ART. 10. La nourriture est en commun dans les escouades.

 

ART. 11. Chaque escouade reçoit les ustensiles de campement indispensables.

 

ART.12. Le chef d’escouade transmet à son escouade les ordres de l’officier directeur, et veille à leur exécution, ainsi qu’au bon ordre et aux travaux de son escouade.[…]

 

ART. 16. Les transportés sont employés en commun par escouades, selon leur aptitude, aux travaux intéressants de village, tels que défrichement, dessèchement, cultures, plantations, etc.

 

ART. 17. Les travaux sont exécutés à la tâche, selon un prix fixé d’avance et porté à la connaissance des transportés.

 

ART. 18. Les dimanches et jours fériés sont consacrés aux exercices religieux et au repos.

 

ART.19. Chaque transporté reçoit, à son arrivée dans le village, un livret en tête duquel se trouvent le présent règlement et le signalement du porteur, et où sont inscrits ses gains et ses dettes, ainsi qu’il sera indiqué ci-après.

Le chef d’escouade a en outre un livret spécial pour l’inscription des dettes afférentes à son escouade.

 

ART. 20. Le prix fixé d’avance pour un travail, après que ce travail a été exécuté est reçu par le directeur, est décompté en fin de trimestre, tant sur le livret de l’escouade qui l’a accompli, que sur le livret de chaque homme dans la proportion suivante :

Neuf vingtièmes sont prélevés comme part de l’état pour avances faîtes ;

Quatre vingtième serviront à former une masse individuelle pour chacun des travailleurs ; c’est sur cette masse que sont soldés les objets d’habillements et autres qui sont fournis au transporté pour son usage personnel, sur sa demande ou d’office.

Cette masse devra arriver et se maintenir à 100 francs.

Un vingtième sera versé à la masse d’escouade, celle-ci servira à parer aux besoins généraux de l’escouade ; elle devra arriver et se maintenir à 100 francs au maximum.

Six vingtième seront remis à chaque travailleur, déduction faite de ce qui sera nécessaire :

1° Pour porter la masse individuelle aux 100 francs réglementaires, si elle est au-dessous de ce chiffre ;

2° Pour parfaire, par un prélèvement au prorata du nombre des hommes, la masse d’escouade, si elle est au-dessous des 100 francs réglementaires.
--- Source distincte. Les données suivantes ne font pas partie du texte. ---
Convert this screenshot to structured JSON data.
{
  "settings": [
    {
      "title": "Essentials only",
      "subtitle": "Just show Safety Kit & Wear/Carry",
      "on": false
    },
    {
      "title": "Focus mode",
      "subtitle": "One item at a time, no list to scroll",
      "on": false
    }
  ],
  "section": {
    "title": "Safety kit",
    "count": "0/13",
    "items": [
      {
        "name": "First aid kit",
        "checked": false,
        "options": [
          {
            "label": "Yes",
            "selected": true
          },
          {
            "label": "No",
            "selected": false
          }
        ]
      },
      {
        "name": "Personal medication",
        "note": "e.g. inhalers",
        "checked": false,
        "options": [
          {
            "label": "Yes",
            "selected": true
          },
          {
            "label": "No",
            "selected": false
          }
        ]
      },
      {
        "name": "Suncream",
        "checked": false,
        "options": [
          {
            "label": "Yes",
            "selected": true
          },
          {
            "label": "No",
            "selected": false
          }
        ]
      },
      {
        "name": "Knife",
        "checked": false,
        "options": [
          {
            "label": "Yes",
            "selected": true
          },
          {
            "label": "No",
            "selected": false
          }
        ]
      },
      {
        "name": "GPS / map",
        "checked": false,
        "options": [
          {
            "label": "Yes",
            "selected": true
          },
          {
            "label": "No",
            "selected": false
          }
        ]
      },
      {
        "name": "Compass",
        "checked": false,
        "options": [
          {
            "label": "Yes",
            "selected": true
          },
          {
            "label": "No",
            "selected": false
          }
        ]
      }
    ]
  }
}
Le restant libre, auquel serait ajouté ce qui excèderait les 100 fr. de la masse individuelle, ainsi que la part revenant à chacun dans ce qui serait excédant sur la masse d’escouade, sera remis aux transportés.

 

ART. 21. Tout envois d’argent que les transportés expriment le désir de faire à leur famille, ont lieu par les soins des officiers-directeurs.

 

ART.22. A la fin de chaque trimestre, il est dressé, par les soins de l’officier-directeur, un relevé général, de toutes les sommes gagnées par la totalité des travailleurs à la tâche.
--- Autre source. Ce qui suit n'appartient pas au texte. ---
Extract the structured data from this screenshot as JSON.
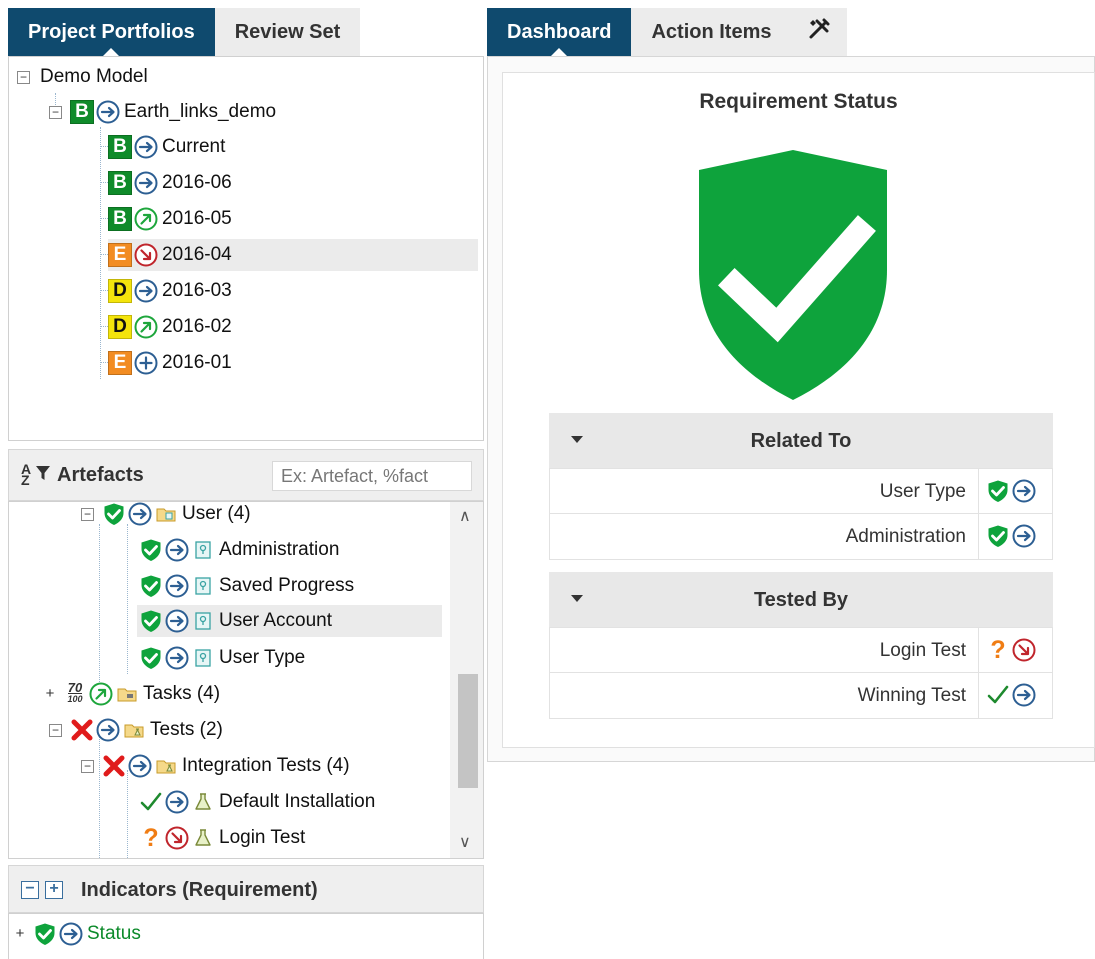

Cette somme totale, divisée par le nombre des travailleurs et des journées de travail effectif pendant le même trimestre sert à fixer le prix moyen de la journée de travail.
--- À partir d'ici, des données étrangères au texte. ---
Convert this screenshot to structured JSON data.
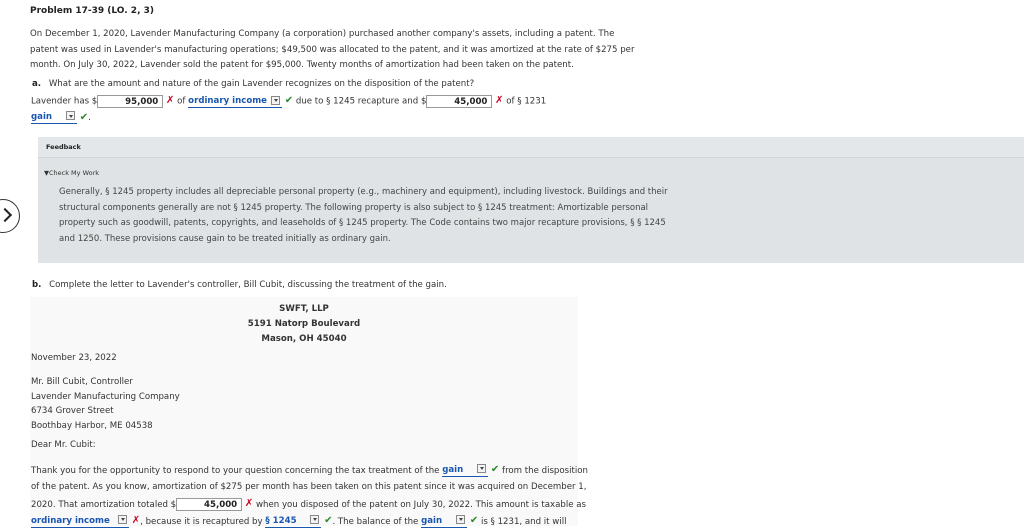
{
  "problem_title": "Problem 17-39 (LO. 2, 3)",
  "intro": {
    "line1": "On December 1, 2020, Lavender Manufacturing Company (a corporation) purchased another company's assets, including a patent. The",
    "line2": "patent was used in Lavender's manufacturing operations; $49,500 was allocated to the patent, and it was amortized at the rate of $275 per",
    "line3": "month. On July 30, 2022, Lavender sold the patent for $95,000. Twenty months of amortization had been taken on the patent."
  },
  "part_a": {
    "letter": "a.",
    "question": "What are the amount and nature of the gain Lavender recognizes on the disposition of the patent?",
    "text1": "Lavender has $",
    "value1": "95,000",
    "text2": "of",
    "select1": "ordinary income",
    "text3": "due to § 1245 recapture and $",
    "value2": "45,000",
    "text4": "of § 1231",
    "select2": "gain",
    "text5": "."
  },
  "feedback": {
    "label": "Feedback",
    "toggle": "Check My Work",
    "lines": [
      "Generally, § 1245 property includes all depreciable personal property (e.g., machinery and equipment), including livestock. Buildings and their",
      "structural components generally are not § 1245 property. The following property is also subject to § 1245 treatment: Amortizable personal",
      "property such as goodwill, patents, copyrights, and leaseholds of § 1245 property. The Code contains two major recapture provisions, § § 1245",
      "and 1250. These provisions cause gain to be treated initially as ordinary gain."
    ]
  },
  "part_b": {
    "letter": "b.",
    "question": "Complete the letter to Lavender's controller, Bill Cubit, discussing the treatment of the gain."
  },
  "letter": {
    "firm": "SWFT, LLP",
    "street": "5191 Natorp Boulevard",
    "city": "Mason, OH 45040",
    "date": "November 23, 2022",
    "recipient": [
      "Mr. Bill Cubit, Controller",
      "Lavender Manufacturing Company",
      "6734 Grover Street",
      "Boothbay Harbor, ME 04538"
    ],
    "salutation": "Dear Mr. Cubit:",
    "body": {
      "l1a": "Thank you for the opportunity to respond to your question concerning the tax treatment of the",
      "sel1": "gain",
      "l1b": "from the disposition",
      "l2": "of the patent. As you know, amortization of $275 per month has been taken on this patent since it was acquired on December 1,",
      "l3a": "2020. That amortization totaled $",
      "val1": "45,000",
      "l3b": "when you disposed of the patent on July 30, 2022. This amount is taxable as",
      "sel2": "ordinary income",
      "l4a": ", because it is recaptured by",
      "sel3": "§ 1245",
      "l4b": ". The balance of the",
      "sel4": "gain",
      "l4c": "is § 1231, and it will"
    }
  },
  "colors": {
    "link": "#1a56b0",
    "correct": "#2a8a2a",
    "incorrect": "#c8001e",
    "feedback_bg": "#e3e7e9"
  },
  "icons": {
    "correct": "check-icon",
    "incorrect": "x-icon",
    "nav": "chevron-right-icon",
    "dropdown": "chevron-down-icon"
  }
}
Les transportés qui n’ont pu être employés à la tâche, sont rétribués d’après ce prix moyen.

 

ART. 23. Les ouvriers sédentaires et les transportés qui leurs seront assimilés, recevront comme salaire de leur journée de travail, ce prix moyen, décompté comme il a été dit ci-dessus.

 

ART. 24. Les secrétaires reçoivent la même allocation augmentée de vingt-cinq pour cent ; ils supportent les mêmes retenues, mais sur le prix de la journée seulement.

 

ART. 25. Ces augmentations sont versées à la masse individuelle de chacune des parties prenantes.

 

ART. 26. Chaque transporté recevra, à titre de sou de poche, dix centimes par jour ; le décompte lui en sera fait tous les cinq jours. Cette allocation sera imputée trimestriellement au débit de la masse individuelle.

 

CHAPITRE III.

DES TRANSPORTES AUTORISES A CREER DES EXPLOITATIONS PARTICULIERES.

 

ART. 27. Les transportés dont la conduite et le travail auront été satisfaisants et qui déclareront vouloir se fixer en Algérie comme cultivateurs, avec leur famille, seront admis à en faire la demande.

Dès que leur demande aura été agréée, ils pourront être autorisés à disposer de leurs ressources en achat d’instruments aratoires, de bestiaux, etc.

 

ART. 28. Des associations de travailleurs ou de travailleurs et de bailleurs de fonds, seront autorisés pour l’exploitation des terres mises à la disposition par l’Etat, dans la mesure des ressources qu’elles pourront y appliquer, ou acquises par elles avec l’autorisation du gouvernement général.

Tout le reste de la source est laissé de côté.